De kleur van veel bloemplanten is ook erfelijk. Als je een rode en witte rododendron kruist, kan het resultaat rood en wit zijn en een tweekleurige bloem. Hoewel de rode kleur in dit geval dominant is, onderdrukt het de recessieve eigenschap niet. Dit is een interactie waarbij beide eigenschappen even intens zullen voorkomen in het genotype.

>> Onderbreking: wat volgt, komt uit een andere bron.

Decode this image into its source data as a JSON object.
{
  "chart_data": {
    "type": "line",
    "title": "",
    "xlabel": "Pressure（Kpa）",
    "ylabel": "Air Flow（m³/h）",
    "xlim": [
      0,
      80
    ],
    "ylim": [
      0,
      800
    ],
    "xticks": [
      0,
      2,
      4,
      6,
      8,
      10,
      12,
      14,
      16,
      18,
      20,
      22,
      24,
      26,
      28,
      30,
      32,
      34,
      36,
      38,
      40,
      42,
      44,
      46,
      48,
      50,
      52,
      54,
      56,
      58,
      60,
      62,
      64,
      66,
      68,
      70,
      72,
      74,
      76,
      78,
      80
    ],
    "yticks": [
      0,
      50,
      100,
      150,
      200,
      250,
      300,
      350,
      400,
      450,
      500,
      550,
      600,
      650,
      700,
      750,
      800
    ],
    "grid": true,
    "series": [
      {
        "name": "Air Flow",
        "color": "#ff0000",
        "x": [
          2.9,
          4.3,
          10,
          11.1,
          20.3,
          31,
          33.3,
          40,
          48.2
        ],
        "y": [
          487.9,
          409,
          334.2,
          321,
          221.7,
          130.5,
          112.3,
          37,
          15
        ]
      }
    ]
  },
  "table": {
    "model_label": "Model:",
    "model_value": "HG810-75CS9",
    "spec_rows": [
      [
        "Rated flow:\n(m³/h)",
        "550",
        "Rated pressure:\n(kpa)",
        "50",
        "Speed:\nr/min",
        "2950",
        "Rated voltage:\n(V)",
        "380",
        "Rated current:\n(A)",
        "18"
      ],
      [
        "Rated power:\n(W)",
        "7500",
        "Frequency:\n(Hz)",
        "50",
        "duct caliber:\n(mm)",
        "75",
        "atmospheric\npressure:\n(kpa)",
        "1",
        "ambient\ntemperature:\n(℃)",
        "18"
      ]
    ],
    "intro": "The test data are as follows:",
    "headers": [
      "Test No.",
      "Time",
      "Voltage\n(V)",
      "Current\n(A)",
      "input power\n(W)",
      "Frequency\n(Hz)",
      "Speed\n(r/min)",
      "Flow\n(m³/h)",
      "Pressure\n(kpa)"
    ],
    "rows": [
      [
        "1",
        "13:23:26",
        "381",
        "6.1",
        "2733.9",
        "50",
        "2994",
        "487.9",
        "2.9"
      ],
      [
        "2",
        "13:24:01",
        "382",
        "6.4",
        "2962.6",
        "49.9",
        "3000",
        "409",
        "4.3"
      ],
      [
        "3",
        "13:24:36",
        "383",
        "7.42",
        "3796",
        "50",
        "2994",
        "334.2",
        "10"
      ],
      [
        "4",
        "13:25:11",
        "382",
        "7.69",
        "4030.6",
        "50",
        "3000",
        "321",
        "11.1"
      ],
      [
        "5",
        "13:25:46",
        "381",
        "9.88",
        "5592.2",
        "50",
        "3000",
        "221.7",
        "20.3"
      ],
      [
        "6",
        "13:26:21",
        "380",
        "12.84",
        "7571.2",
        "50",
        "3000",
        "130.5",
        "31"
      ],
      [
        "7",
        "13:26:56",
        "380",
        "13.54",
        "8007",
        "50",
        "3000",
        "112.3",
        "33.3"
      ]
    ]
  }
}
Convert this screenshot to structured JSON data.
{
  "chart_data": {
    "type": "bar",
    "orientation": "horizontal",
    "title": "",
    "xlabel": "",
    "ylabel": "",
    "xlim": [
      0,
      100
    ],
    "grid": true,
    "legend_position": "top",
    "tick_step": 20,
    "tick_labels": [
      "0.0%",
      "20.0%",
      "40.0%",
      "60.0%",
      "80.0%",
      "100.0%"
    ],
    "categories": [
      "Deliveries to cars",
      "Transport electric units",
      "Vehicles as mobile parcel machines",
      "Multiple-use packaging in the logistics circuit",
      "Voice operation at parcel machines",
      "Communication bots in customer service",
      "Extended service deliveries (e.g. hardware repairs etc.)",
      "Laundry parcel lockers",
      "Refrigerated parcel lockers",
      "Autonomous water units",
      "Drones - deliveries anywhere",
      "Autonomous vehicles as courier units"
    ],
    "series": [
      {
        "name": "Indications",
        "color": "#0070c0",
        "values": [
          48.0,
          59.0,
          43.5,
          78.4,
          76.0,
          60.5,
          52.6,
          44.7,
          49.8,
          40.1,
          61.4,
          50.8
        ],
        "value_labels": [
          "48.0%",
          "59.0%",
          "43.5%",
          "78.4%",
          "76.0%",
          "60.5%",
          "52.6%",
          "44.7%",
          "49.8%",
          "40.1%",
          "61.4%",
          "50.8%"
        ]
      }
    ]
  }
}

Een ander ongebruikelijk voorbeeld heeft te maken met co-dominantie. Bij het kruisen van de rode en witte kosmos kan het resultaat roze zijn. Roze kleur verschijnt als gevolg van onvolledige dominantie, wanneer het dominante allel interageert met het recessieve. Zo wordt een nieuw, tussenteken gevormd.
Niet-allele interactie
De moeite waardeen voorbehoud maken dat onvolledige dominantie niet kenmerkend is voor het menselijke genotype. Het mechanisme van onvolledige dominantie is niet van toepassing op de overerving van huidskleur. Als een van de ouders een donkere huid heeft, de andere een lichte en het kind een donkere huid, een tussenliggende optie, dan is dit geen voorbeeld van onvolledige dominantie. In dit geval is het juist de interactie van niet-allele genen die optreedt.